Center for Injury Research and Prevention

Good Passengers and Not Good Passengers…

September 12, 2016

Although we talk a lot about how dangerous cell phones are while driving (and they are!), peer passengers are also a major risk factor for teen driver inattention. Distracted driving may be a crash risk for all but especially for inexperienced teen drivers when peers are in the car. To better understand how teens perceive these risks, we conducted a series of focus group sessions with 30 newly licensed teen drivers ages 16 to 18.

We used the Theory of Planned Behavior, which has been shown to work in other high-risk areas to change teen health behavior, including alcohol use and smoking, to guide our interviews and analysis. We identified teens’ attitudes, perceived behavioral control, and norms about peer passengers and inattention to the roadway, and our findings were recently published in the Journal of Pediatric Nursing.

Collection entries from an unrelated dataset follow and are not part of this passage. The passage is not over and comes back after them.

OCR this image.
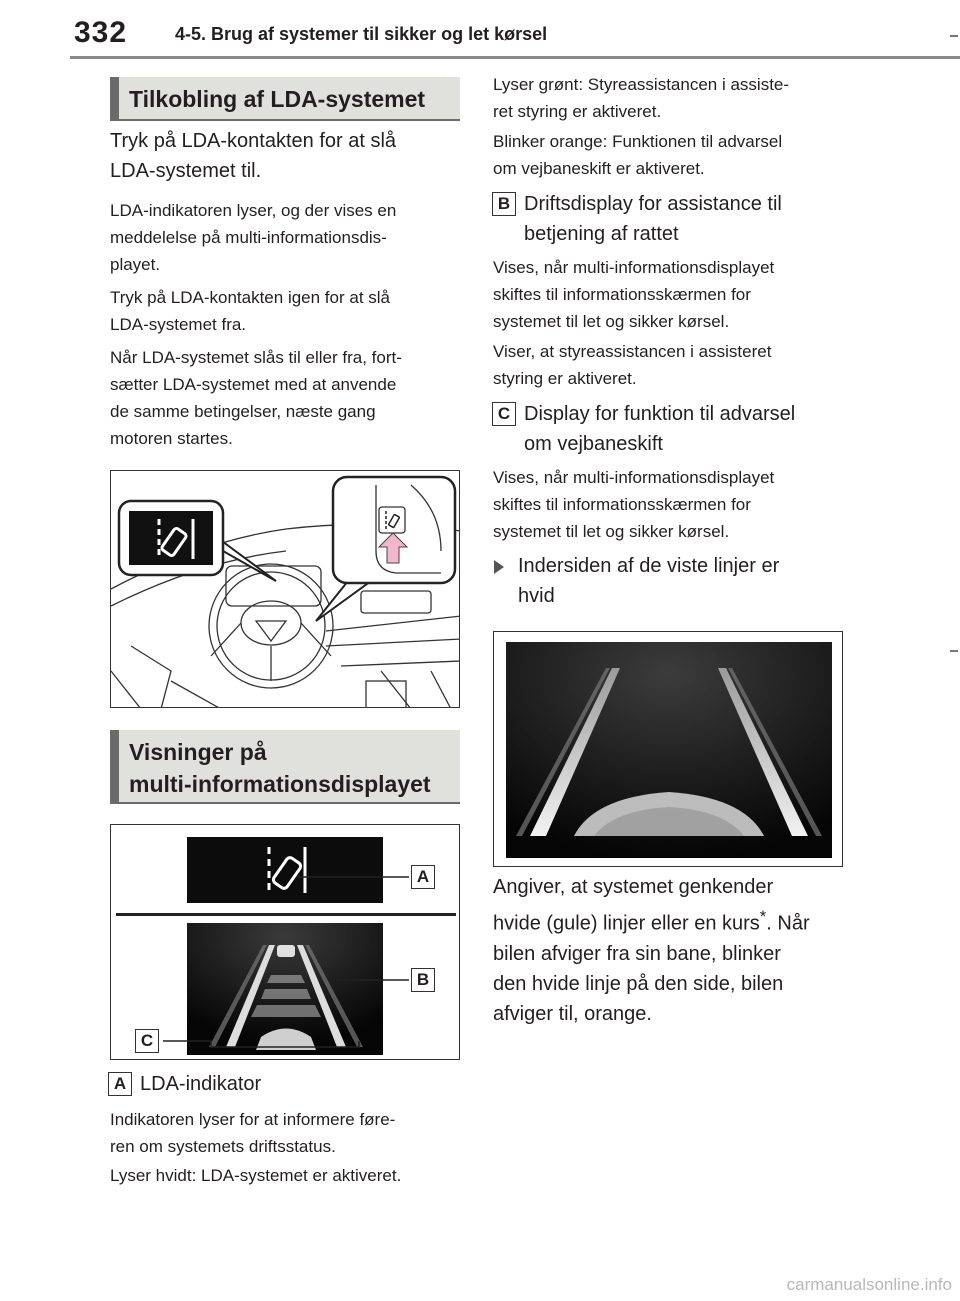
332	4-5. Brug af systemer til sikker og let kørsel
Tilkobling af LDA-systemet
Tryk på LDA-kontakten for at slå
LDA-systemet til.
LDA-indikatoren lyser, og der vises en
meddelelse på multi-informationsdis-
playet.
Tryk på LDA-kontakten igen for at slå
LDA-systemet fra.
Når LDA-systemet slås til eller fra, fort-
sætter LDA-systemet med at anvende
de samme betingelser, næste gang
motoren startes.
Visninger på
multi-informationsdisplayet
A
B
C
A LDA-indikator
Indikatoren lyser for at informere føre-
ren om systemets driftsstatus.
Lyser hvidt: LDA-systemet er aktiveret.
Lyser grønt: Styreassistancen i assiste-
ret styring er aktiveret.
Blinker orange: Funktionen til advarsel
om vejbaneskift er aktiveret.
B Driftsdisplay for assistance til
betjening af rattet
Vises, når multi-informationsdisplayet
skiftes til informationsskærmen for
systemet til let og sikker kørsel.
Viser, at styreassistancen i assisteret
styring er aktiveret.
C Display for funktion til advarsel
om vejbaneskift
Vises, når multi-informationsdisplayet
skiftes til informationsskærmen for
systemet til let og sikker kørsel.
Indersiden af de viste linjer er
hvid
Angiver, at systemet genkender
hvide (gule) linjer eller en kurs*. Når
bilen afviger fra sin bane, blinker
den hvide linje på den side, bilen
afviger til, orange.
carmanualsonline.info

Three themes emerged that can later guide researchers to develop behavior change interventions to provide strategies for encouraging focused attention while driving, including limiting and managing peer passengers:

  1. “Good and not good” passengers. The focus group data showed that the presence of peer passengers may act as a protective factor for teen drivers, particularly when they help with technology (GPS, cell phones, music). However, teen drivers can also view peer passengers as detrimental when they play the music too loud or distract with Snapchats or other cell phone use.
     
  2. Passengers and technology as harmful and helpful. While peer passengers can be a source of distraction, teen drivers also believe that they can reduce crash risk by assisting with technology and offering guidance for directions.
     
  3. The driver is in charge. Participants described being in control of their car and how they make the decisions about peer passenger behaviors to increase or decrease risk.

Promote Safe Driving Behaviors

These themes point to ways families and clinicians can promote safe driving behaviors with novice teen drivers. Parents can continue to discuss and enforce Graduated Driver Licensing (GDL) restrictions that limit peer passengers and nighttime driving, as well as prohibit cell phone use. Parents can help their teens be good passengers: respecting the driver’s responsibility, not being distracting, helping the driver if asked, and always using a seat belt. As they hand over the keys, parents can also help their teen drivers set expectations for safe passenger behavior.

Given their important role in adolescent health, nurses are in a unique position to provide “teachable moments” about teen driving safety. Whether in primary care, high schools, or emergency departments, they can screen for risky driving behaviors, share educational resources, and discuss how parents need to stay involved with their teens’ driving, insist on the one passenger rule, and ban the use of cell phones in the car.

Along with other CIRP@CHOP researchers, I am working to develop behavior change interventions that include strategies to encourage focused attention as drivers on every trip, every time. Through outreach and education, we can help teens avoid driving distracted, be in control of the car, and be a “good” passenger.